Sem Fabrizi, EU Ambassador to Serbia stressed that “the Covid-19 pandemic outbreak led to unprecedented public health shock that turned into an economic and social crisis. In face of the pandemic, the EU has swiftly mobilised its solidarity mechanisms with partner countries by providing immediate medical and financial assistance. Thanks to TeamEurope engagement, a robust and targeted €3.3 billion financial support package has been put at disposal of the region to address the immediate health and humanitarian needs and support the economic recovery. In the longer term, the recent EU WB Summit in Zagreb has announced the Economic and Investment Plan for the region which will be announced later this year. The plan will include an investment package for Serbia. The positive effects on the recovery from the current crisis will be seized by delivering upon the reform commitments, and tangible results in their implementation produced. Some of the main challenges, highlighted already in the past remain, such as strengthening the rule of law, reducing the high share of informal economy and providing a modern and transparent economic governance. We will overcome the economic consequence of the Covid-19 pandemic – by joining our forces together.

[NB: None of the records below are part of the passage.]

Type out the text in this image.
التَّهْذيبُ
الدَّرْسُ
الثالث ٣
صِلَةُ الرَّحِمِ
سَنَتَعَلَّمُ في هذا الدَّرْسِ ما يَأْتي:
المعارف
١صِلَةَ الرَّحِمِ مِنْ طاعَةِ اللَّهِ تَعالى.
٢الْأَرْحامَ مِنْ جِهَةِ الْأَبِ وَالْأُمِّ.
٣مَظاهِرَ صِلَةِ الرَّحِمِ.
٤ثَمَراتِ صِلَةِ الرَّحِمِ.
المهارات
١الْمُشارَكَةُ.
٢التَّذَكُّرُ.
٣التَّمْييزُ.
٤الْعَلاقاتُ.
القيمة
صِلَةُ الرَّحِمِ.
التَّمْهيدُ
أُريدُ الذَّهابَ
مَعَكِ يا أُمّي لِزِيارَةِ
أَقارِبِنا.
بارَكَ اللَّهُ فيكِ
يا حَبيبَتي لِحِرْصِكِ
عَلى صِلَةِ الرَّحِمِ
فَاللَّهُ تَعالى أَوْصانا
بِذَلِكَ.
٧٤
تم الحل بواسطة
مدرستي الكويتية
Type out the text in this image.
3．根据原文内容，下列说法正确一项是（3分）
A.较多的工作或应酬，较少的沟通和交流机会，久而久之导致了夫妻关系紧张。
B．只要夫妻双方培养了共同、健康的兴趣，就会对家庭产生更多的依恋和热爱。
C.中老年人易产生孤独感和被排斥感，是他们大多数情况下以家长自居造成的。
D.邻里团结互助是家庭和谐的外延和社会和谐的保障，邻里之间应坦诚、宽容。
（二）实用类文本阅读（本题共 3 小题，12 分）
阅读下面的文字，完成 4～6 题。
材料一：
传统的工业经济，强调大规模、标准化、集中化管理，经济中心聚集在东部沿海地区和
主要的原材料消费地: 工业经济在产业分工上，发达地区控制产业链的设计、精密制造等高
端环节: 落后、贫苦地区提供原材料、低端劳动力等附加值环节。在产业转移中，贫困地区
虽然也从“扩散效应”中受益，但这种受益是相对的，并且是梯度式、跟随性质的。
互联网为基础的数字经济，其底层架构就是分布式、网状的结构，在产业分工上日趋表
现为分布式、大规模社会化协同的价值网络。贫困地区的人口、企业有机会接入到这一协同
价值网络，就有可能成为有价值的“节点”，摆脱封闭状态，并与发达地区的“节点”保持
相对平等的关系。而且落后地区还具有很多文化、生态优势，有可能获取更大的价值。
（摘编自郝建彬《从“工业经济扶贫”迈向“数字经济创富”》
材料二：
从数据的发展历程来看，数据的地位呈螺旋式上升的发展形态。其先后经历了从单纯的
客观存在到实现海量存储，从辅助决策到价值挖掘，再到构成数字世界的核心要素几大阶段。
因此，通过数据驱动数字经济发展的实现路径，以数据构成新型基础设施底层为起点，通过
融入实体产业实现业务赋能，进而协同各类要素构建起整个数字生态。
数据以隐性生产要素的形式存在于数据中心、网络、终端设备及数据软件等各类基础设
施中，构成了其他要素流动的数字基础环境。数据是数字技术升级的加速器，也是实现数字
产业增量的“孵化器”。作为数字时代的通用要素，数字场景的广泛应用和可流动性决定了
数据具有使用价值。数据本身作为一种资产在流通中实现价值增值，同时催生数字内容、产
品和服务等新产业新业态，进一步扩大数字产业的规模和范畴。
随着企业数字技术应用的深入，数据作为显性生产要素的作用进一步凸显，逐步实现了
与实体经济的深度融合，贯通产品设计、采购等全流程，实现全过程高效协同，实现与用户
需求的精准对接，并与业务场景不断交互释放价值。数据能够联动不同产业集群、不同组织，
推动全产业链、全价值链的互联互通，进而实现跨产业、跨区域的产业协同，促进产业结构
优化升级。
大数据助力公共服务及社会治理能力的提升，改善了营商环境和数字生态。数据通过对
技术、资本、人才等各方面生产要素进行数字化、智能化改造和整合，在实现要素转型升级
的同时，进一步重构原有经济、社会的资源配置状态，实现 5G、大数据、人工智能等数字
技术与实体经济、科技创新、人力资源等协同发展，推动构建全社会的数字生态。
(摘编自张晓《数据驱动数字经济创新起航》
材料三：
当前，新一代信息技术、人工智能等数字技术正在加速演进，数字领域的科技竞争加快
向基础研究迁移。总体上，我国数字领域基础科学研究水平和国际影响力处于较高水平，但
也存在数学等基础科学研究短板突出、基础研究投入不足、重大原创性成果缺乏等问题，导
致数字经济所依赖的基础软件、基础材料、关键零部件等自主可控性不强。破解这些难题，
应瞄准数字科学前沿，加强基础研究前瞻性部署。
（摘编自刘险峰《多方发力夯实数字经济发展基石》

Governor Jorgovanka Tabaković expressed satisfaction with the assessment that in 2019 the NBS continued to implement monetary policy in accordance with the inflation targeting regime. “Inflation in Serbia is low and stable for the seventh year in a row, which is a concrete confirmation that our monetary policy is appropriate. We have drastically reduced the NPL share, business conditions in Serbia have improved significantly, with evident healthy growth in lending”, stated the Governor. “Corporate loans have been rising at two-digit rates for the last several years already, with two-thirds approved to micro, small and medium-sized enterprises. Dinarisation remains one of our priorities, particularly dinarisation of loans to enterprises. Dinar lending to enterprises has never been more favourable. As a result of our measures, the spread between interest rates on dinar and FX corporate loans narrowed multiple times”, recalled Governor Tabaković. “Our projection of economic growth of minimum 6% in 2021 suggests that, owing to the measures implemented, we expect Serbia to fully recover from the effects of the pandemic already next year. We can state this with certainty as we faced the crisis with a stabilised economy, low inflation, sound public finances and record high FX reserves”, concluded the Governor.